Physiological Test for Autism Proves Effective Independent of Co-occurring Conditions

Model developed at Rensselaer predicts diagnosis despite the presence of other medical conditions

TROY, N.Y. — Developing a physiological test for diagnosing autism spectrum disorder (ASD), one that measures certain components in the blood, has the potential to be a paradigm shift for diagnosing ASD. However, the large heterogeneity of how ASD affects individuals has long been viewed as a key obstacle to the development of such a test.

Research conducted at Rensselaer Polytechnic Institute, and published online today in the journal Research in Autism Spectrum Disorders, represents a significant step toward addressing this challenge.

The research, led by Juergen Hahn, the head of the Department of Biomedical Engineering at Rensselaer, builds upon his team’s previous discoveries, including the development of a physiological test for autism.

That physiological test relies on an algorithm that analyzes measurements of metabolites in a blood sample to predict whether or not a person has an ASD diagnosis.

Hahn and his team sought to assess the strength of their algorithm even further, by testing it with data collected from children with ASD who also have one or more other conditions — so called co-occurring conditions — like allergies or gastrointestinal symptoms.  

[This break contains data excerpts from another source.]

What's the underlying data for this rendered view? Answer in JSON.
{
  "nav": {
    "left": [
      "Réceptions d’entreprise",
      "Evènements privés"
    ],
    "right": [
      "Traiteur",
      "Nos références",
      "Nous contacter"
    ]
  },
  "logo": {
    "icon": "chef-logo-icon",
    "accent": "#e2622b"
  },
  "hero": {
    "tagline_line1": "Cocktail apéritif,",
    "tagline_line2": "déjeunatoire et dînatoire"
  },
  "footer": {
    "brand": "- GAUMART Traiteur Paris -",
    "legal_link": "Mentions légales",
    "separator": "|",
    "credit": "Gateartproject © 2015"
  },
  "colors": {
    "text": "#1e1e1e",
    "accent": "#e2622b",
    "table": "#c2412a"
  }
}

“We wanted to see if the results from our previous analysis still hold up even in the presence or absence of a number of co-occurring conditions,” said Hahn, who is also a member of the Center for Biotechnology & Interdisciplinary Studies at Rensselaer. “We found that, for the conditions that we looked at, the accuracy of the prediction results was only minimally affected by the presence of co-occurring conditions.”

The model, according to the research, was able to successfully identify 124 of 131 children with ASD — 94.7% — regardless of whether or not the child also had a co-occurring condition. In general, Hahn said, the algorithm actually worked slightly better when a co-occurring condition was present. The reason for that finding, he said, needs to be examined further.

Hahn’s big data approach to uncovering new insights about autism has also been used to examine the effectiveness of possible treatments, and the idea that ASD — although extremely heterogonous — may have some subgroups.

He and his team use depersonalized medical data to perform these analyses, and continue to dig deeper into their model and its abilities as more data becomes available.

“This was a question we definitely had to answer as many individuals with ASD have one or more co-occurring condition,” Hahn said. “These findings will also guide some of our future research.”